| HN Mirror

Y	Hacker News new \| ask \| show \| jobs

by tzs 2271 days ago

Note: what follows is probably not how anyone actually does it. It is just an illustration that adaptive video is not incompatible with E2E encryption.

Suppose you have a block of 4 pixels, represented by 4 24-bit values. Instead of sending the 4 pixel values, send one 24-bit value that is the average of all 4 pixel values, and then the actual 24-bit values for 3 of the 4 pixels. The receiver can figure out the 4th pixel from those 3 and the average.

Send the average values and the groups of 3 discrete pixel values in logically separate streams, separately encrypted.

If something transporting this needs to lower the bandwidth, it can just drop the E2E discrete pixel stream, leaving just the E2E average stream. The receiver can then use that average value for all 4 pixels, in effect getting a video that is 1/2 the resolution both horizontally and vertically.

This scheme only gives you two rates: Full resolution and 1/2 x 1/2. No doubt you could do systems based on block sizes other than 2x2, and with multiple levels of averaging, that would give a wider range of fall backs.

Actual state of the art video encoding is, I believe, based on things like the discrete cosine transform, which represents an image as a sum of cosines of various various frequencies.

In this kind of representation the higher frequencies correspond to higher resolution detail in the image. I'd expect that you could do an E2E transmission scheme were you have different encrypted streams for different frequency ranges. Like with my far less sophisticated or clever 2x2 averaging scheme above, you could simply drop the streams for higher frequencies and the receiver would be able to reconstruct a lower resolution image, but unlike my 2x2 averaging scheme this would have much finer drops in resolution.

1 comments

ric2b 2270 days ago

> Suppose you have a block of 4 pixels, represented by 4 24-bit values. Instead of sending the 4 pixel values, send one 24-bit value that is the average of all 4 pixel values, and then the actual 24-bit values for 3 of the 4 pixels.

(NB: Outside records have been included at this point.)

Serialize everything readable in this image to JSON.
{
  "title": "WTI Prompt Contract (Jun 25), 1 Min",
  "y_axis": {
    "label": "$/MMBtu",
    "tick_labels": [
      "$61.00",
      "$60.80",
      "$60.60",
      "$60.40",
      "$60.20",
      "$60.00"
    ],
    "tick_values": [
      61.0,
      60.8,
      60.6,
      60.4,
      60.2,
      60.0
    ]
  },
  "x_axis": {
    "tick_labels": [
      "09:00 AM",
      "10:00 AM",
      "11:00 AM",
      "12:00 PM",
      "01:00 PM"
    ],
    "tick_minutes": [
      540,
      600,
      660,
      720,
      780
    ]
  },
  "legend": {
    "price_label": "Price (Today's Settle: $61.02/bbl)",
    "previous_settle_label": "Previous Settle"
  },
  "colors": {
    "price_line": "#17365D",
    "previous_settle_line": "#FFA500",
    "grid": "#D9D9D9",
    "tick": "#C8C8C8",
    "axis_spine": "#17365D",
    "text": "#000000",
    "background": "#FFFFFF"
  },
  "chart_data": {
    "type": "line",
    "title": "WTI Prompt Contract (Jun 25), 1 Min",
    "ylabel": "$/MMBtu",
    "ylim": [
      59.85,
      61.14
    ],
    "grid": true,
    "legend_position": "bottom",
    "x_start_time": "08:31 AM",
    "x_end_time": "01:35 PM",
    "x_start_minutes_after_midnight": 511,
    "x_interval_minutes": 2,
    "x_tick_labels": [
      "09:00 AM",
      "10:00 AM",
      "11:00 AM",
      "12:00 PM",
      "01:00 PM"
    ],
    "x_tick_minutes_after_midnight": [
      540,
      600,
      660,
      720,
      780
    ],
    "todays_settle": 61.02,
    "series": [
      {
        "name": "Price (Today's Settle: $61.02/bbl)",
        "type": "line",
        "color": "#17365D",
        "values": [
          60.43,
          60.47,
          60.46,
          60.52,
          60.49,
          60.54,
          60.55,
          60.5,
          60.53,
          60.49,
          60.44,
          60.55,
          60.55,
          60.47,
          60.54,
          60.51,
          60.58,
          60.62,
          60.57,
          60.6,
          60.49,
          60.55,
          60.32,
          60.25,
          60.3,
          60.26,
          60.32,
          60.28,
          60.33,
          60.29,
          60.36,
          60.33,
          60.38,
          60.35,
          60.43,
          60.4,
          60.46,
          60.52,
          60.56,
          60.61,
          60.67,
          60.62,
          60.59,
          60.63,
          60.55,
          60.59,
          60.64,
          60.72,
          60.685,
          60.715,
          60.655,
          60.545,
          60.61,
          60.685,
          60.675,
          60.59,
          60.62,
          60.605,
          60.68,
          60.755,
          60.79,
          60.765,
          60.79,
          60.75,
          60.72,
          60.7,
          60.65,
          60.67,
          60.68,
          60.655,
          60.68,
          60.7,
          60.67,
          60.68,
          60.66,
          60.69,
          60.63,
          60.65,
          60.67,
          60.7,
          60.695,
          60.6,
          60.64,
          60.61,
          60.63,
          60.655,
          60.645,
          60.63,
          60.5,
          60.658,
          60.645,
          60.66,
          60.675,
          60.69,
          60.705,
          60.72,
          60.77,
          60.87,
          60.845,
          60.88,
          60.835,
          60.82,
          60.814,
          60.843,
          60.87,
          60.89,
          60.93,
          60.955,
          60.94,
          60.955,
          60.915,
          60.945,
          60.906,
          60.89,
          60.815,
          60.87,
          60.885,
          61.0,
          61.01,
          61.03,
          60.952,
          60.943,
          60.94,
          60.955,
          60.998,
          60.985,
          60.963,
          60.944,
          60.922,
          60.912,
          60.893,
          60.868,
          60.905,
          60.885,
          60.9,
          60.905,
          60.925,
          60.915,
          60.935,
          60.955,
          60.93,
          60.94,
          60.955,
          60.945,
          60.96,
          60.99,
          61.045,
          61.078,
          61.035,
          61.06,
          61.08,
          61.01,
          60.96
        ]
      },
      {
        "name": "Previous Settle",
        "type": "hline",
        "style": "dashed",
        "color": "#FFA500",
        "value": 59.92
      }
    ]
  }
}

So you still send 4*24 bits? what's the point?

> If something transporting this needs to lower the bandwidth, it can just drop the E2E discrete pixel stream, leaving just the E2E average stream. The receiver can then use that average value for all 4 pixels, in effect getting a video that is 1/2 the resolution both horizontally and vertically.

But you need knowledge of this protocol, so the sender is the only one able to do this. In that case just encode the downsampled resolution and send that, no tricks needed.

tzs 2270 days ago

The way these video meeting services work is the participants all connect to the service's servers. Each participant sends their video feed to the server, which sends it on to the other participants in the meeting.

It's that server that wants to be able to dynamically downgrade outgoing feeds based on the bandwidth between it and the meeting participants, which can vary from participant to participant.

Alice, for example, might be on a symmetric gig fiber connection with consistent and low latency. Her client can send a high resolution feed to the server. Bob might have no trouble with receiving that, but Carol might be on slower, less stable connection, and need a lower resolution version.

If you aren't trying to do E2E encryption, you can handle this by having the server deal with taking the high resolution feed from Alice and generating a low resolution feed and then sending the other participants whichever is the best version they can handle. That works because without E2E encryption the server actually has access to the video, so it can do things like resample and re-encode.

If you are using E2E though then the only parties that should have access to the video itself are the meeting participants. The server should not have access to the video except in encrypted form.

The problem then is how to encode and encrypt a video stream in such a way that a server that is copying that stream between a sender and one or more recipients can alter a copy of the stream in such a way as to reduce the resolution even though it does not have access to unencrypted video?